A B.C. Supreme Court judge has granted a woman an annulment after her husband was unable to maintain an erection or have sexual intercourse with her.
In a judgement released earlier this month, Justice Wendy Baker noted that precedent was set in 1857 for the courts to annul a marriage based on impotency. Prior to that, ecclesiastical courts were the only way to annul a marriage.
“Pursuant to the domestic law of British Columbia, a marriage is voidable where a claimant has established their spouse lacks the capacity to consummate the marriage,” Baker wrote.
The couple, dubbed S.Z. and X.J. to protect their privacy, were married on Aug. 11, 2018. The wife, S.Z., had sought an annulment instead of a divorce due to her faith.
According to Baker, evidence showed the couple attended pre-marriage counselling sessions at the Chinese Alliance Church in Vancouver, although X.J. did not disclose to his future wife that he had any sexual health concerns.
Baker said the couple did not live together prior to marriage but did discuss having children together.
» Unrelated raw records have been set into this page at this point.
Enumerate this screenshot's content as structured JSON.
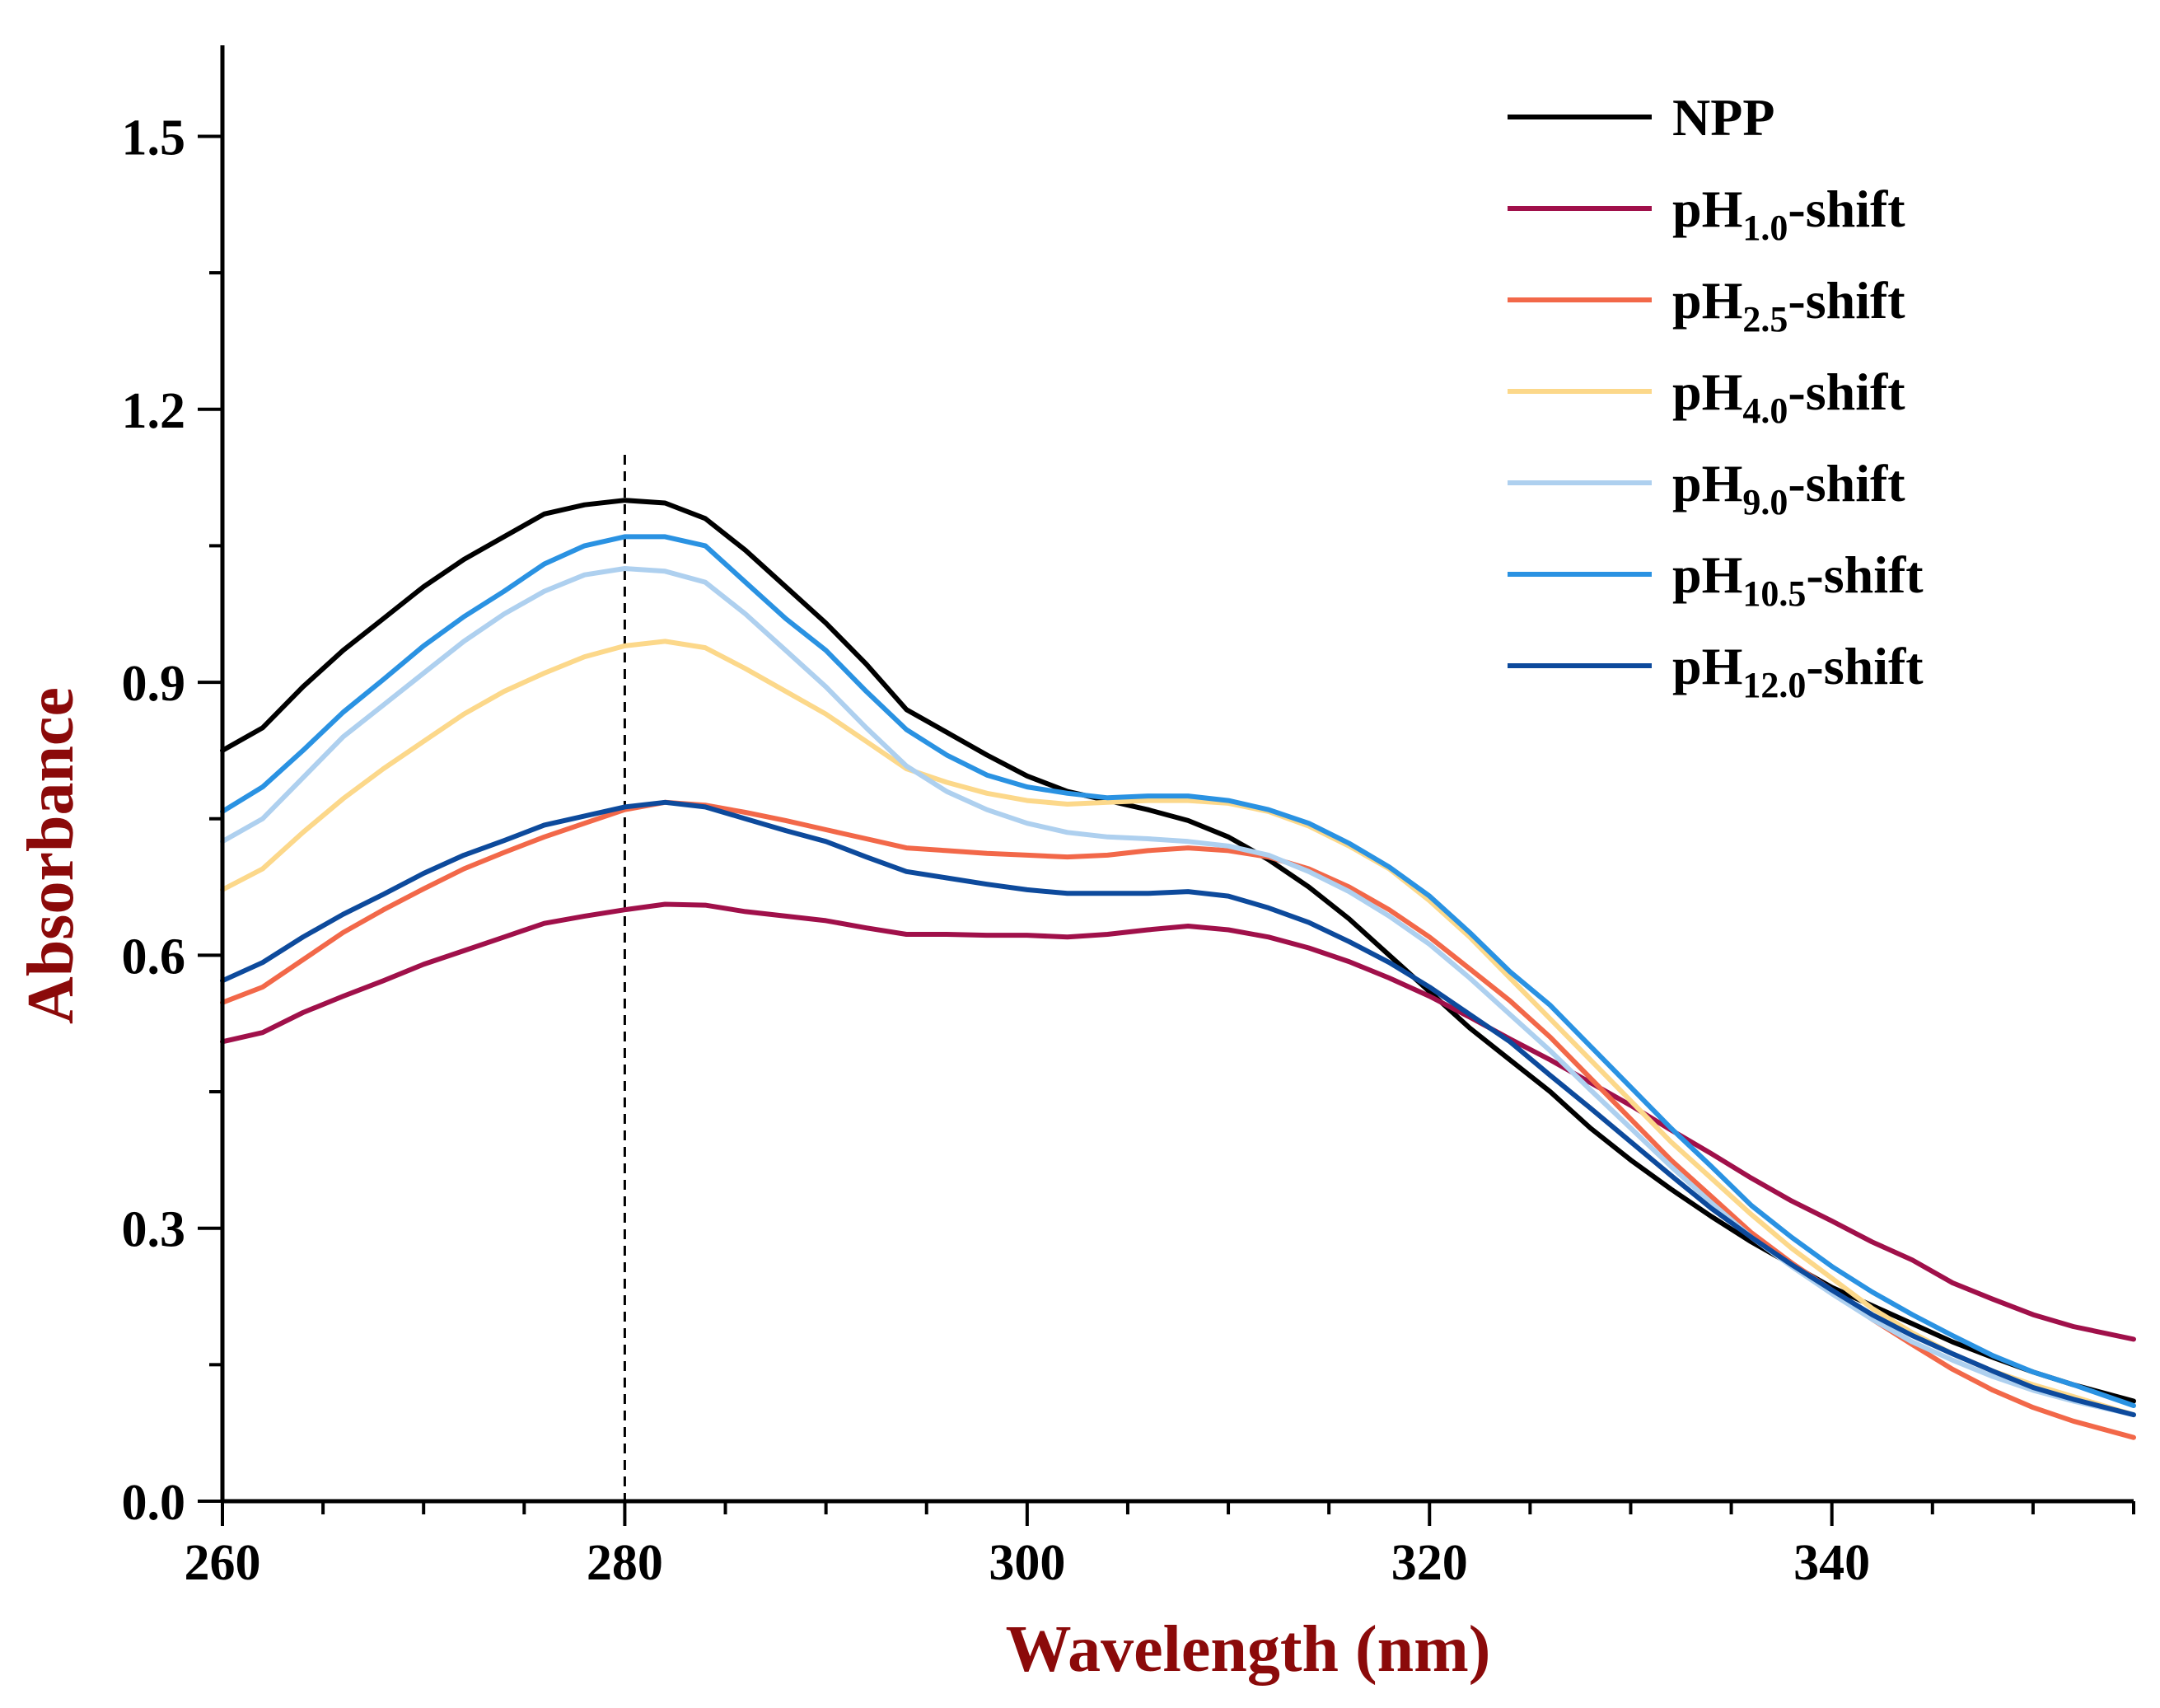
{
  "chart_data": {
    "type": "line",
    "xlabel": "Wavelength (nm)",
    "ylabel": "Absorbance",
    "title": "",
    "xlim": [
      260,
      355
    ],
    "ylim": [
      0.0,
      1.6
    ],
    "x_ticks": [
      "260",
      "280",
      "300",
      "320",
      "340"
    ],
    "y_ticks": [
      "0.0",
      "0.3",
      "0.6",
      "0.9",
      "1.2",
      "1.5"
    ],
    "x_tick_values": [
      260,
      280,
      300,
      320,
      340
    ],
    "y_tick_values": [
      0.0,
      0.3,
      0.6,
      0.9,
      1.2,
      1.5
    ],
    "label_color": "#8b0a0a",
    "reference_line": {
      "x": 280,
      "style": "dashed"
    },
    "legend_position": "top-right",
    "x": [
      260,
      262,
      264,
      266,
      268,
      270,
      272,
      274,
      276,
      278,
      280,
      282,
      284,
      286,
      288,
      290,
      292,
      294,
      296,
      298,
      300,
      302,
      304,
      306,
      308,
      310,
      312,
      314,
      316,
      318,
      320,
      322,
      324,
      326,
      328,
      330,
      332,
      334,
      336,
      338,
      340,
      342,
      344,
      346,
      348,
      350,
      352,
      355
    ],
    "series": [
      {
        "name_main": "NPP",
        "name_sub": "",
        "name_suffix": "",
        "color": "#000000",
        "values": [
          0.825,
          0.85,
          0.895,
          0.935,
          0.97,
          1.005,
          1.035,
          1.06,
          1.085,
          1.095,
          1.1,
          1.097,
          1.08,
          1.045,
          1.005,
          0.965,
          0.92,
          0.87,
          0.845,
          0.82,
          0.797,
          0.78,
          0.77,
          0.76,
          0.748,
          0.73,
          0.705,
          0.675,
          0.64,
          0.6,
          0.56,
          0.52,
          0.485,
          0.45,
          0.41,
          0.375,
          0.343,
          0.313,
          0.285,
          0.26,
          0.235,
          0.215,
          0.195,
          0.175,
          0.158,
          0.142,
          0.128,
          0.11
        ]
      },
      {
        "name_main": "pH",
        "name_sub": "1.0",
        "name_suffix": "-shift",
        "color": "#a0104a",
        "values": [
          0.505,
          0.515,
          0.537,
          0.555,
          0.572,
          0.59,
          0.605,
          0.62,
          0.635,
          0.643,
          0.65,
          0.656,
          0.655,
          0.648,
          0.643,
          0.638,
          0.63,
          0.623,
          0.623,
          0.622,
          0.622,
          0.62,
          0.623,
          0.628,
          0.632,
          0.628,
          0.62,
          0.608,
          0.593,
          0.575,
          0.555,
          0.532,
          0.508,
          0.485,
          0.46,
          0.435,
          0.408,
          0.382,
          0.355,
          0.33,
          0.308,
          0.285,
          0.265,
          0.24,
          0.222,
          0.205,
          0.192,
          0.178
        ]
      },
      {
        "name_main": "pH",
        "name_sub": "2.5",
        "name_suffix": "-shift",
        "color": "#f26849",
        "values": [
          0.548,
          0.565,
          0.595,
          0.625,
          0.65,
          0.673,
          0.695,
          0.713,
          0.73,
          0.745,
          0.76,
          0.768,
          0.765,
          0.757,
          0.748,
          0.738,
          0.728,
          0.718,
          0.715,
          0.712,
          0.71,
          0.708,
          0.71,
          0.715,
          0.718,
          0.715,
          0.708,
          0.695,
          0.675,
          0.65,
          0.62,
          0.585,
          0.55,
          0.51,
          0.465,
          0.42,
          0.375,
          0.335,
          0.295,
          0.262,
          0.232,
          0.2,
          0.172,
          0.145,
          0.122,
          0.103,
          0.088,
          0.07
        ]
      },
      {
        "name_main": "pH",
        "name_sub": "4.0",
        "name_suffix": "-shift",
        "color": "#fcd88a",
        "values": [
          0.672,
          0.695,
          0.735,
          0.772,
          0.805,
          0.835,
          0.865,
          0.89,
          0.91,
          0.928,
          0.94,
          0.945,
          0.938,
          0.915,
          0.89,
          0.865,
          0.835,
          0.805,
          0.79,
          0.778,
          0.77,
          0.766,
          0.768,
          0.77,
          0.77,
          0.767,
          0.758,
          0.742,
          0.72,
          0.695,
          0.66,
          0.62,
          0.575,
          0.53,
          0.485,
          0.44,
          0.395,
          0.355,
          0.315,
          0.278,
          0.245,
          0.212,
          0.185,
          0.162,
          0.143,
          0.128,
          0.115,
          0.095
        ]
      },
      {
        "name_main": "pH",
        "name_sub": "9.0",
        "name_suffix": "-shift",
        "color": "#aed0ef",
        "values": [
          0.725,
          0.75,
          0.795,
          0.84,
          0.875,
          0.91,
          0.945,
          0.975,
          1.0,
          1.018,
          1.025,
          1.022,
          1.01,
          0.975,
          0.935,
          0.895,
          0.85,
          0.808,
          0.78,
          0.76,
          0.745,
          0.735,
          0.73,
          0.728,
          0.725,
          0.72,
          0.71,
          0.692,
          0.67,
          0.643,
          0.612,
          0.575,
          0.535,
          0.495,
          0.452,
          0.41,
          0.368,
          0.328,
          0.29,
          0.258,
          0.228,
          0.2,
          0.175,
          0.155,
          0.137,
          0.122,
          0.11,
          0.095
        ]
      },
      {
        "name_main": "pH",
        "name_sub": "10.5",
        "name_suffix": "-shift",
        "color": "#2a92e2",
        "values": [
          0.758,
          0.785,
          0.825,
          0.867,
          0.903,
          0.94,
          0.972,
          1.0,
          1.03,
          1.05,
          1.06,
          1.06,
          1.05,
          1.01,
          0.97,
          0.935,
          0.89,
          0.848,
          0.82,
          0.798,
          0.785,
          0.778,
          0.773,
          0.775,
          0.775,
          0.77,
          0.76,
          0.745,
          0.723,
          0.697,
          0.665,
          0.625,
          0.582,
          0.545,
          0.5,
          0.455,
          0.41,
          0.368,
          0.325,
          0.29,
          0.258,
          0.23,
          0.205,
          0.182,
          0.16,
          0.142,
          0.128,
          0.105
        ]
      },
      {
        "name_main": "pH",
        "name_sub": "12.0",
        "name_suffix": "-shift",
        "color": "#0d4a9c",
        "values": [
          0.572,
          0.592,
          0.62,
          0.645,
          0.667,
          0.69,
          0.71,
          0.726,
          0.743,
          0.753,
          0.763,
          0.768,
          0.763,
          0.75,
          0.737,
          0.725,
          0.708,
          0.692,
          0.685,
          0.678,
          0.672,
          0.668,
          0.668,
          0.668,
          0.67,
          0.665,
          0.652,
          0.636,
          0.615,
          0.592,
          0.565,
          0.535,
          0.505,
          0.468,
          0.432,
          0.395,
          0.358,
          0.322,
          0.29,
          0.26,
          0.232,
          0.205,
          0.182,
          0.162,
          0.143,
          0.125,
          0.112,
          0.095
        ]
      }
    ]
  }
}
The marriage was never consummated despite the couple’s attempts at sexual intercourse about twice a week from August 2018 to March 2019.
The wife is alleged to have asked her then-husband to see a doctor about his sexual health in June 2019 but he put it off. Later, the couple did see a doctor for a blood test, although the test did not reveal any health issues. The wife then asked her husband to get a second opinion, and alleges they tried to have sex four to five times a week after the initial doctor’s visit, but the parties stopped living together in September 2019.
In her judgement, Baker wrote that although in earlier times, impotency needed to be permanent and without the chance of a cure, that was unnecessary for her to grant an annulment in 2020.
“I am satisfied that the extremely strict standard of proof required in earlier centuries resulted from an apparent horror of impotency within the cultural norms of those times. I am not satisfied that this extremely strict standard of proof is necessary or appropriate today.”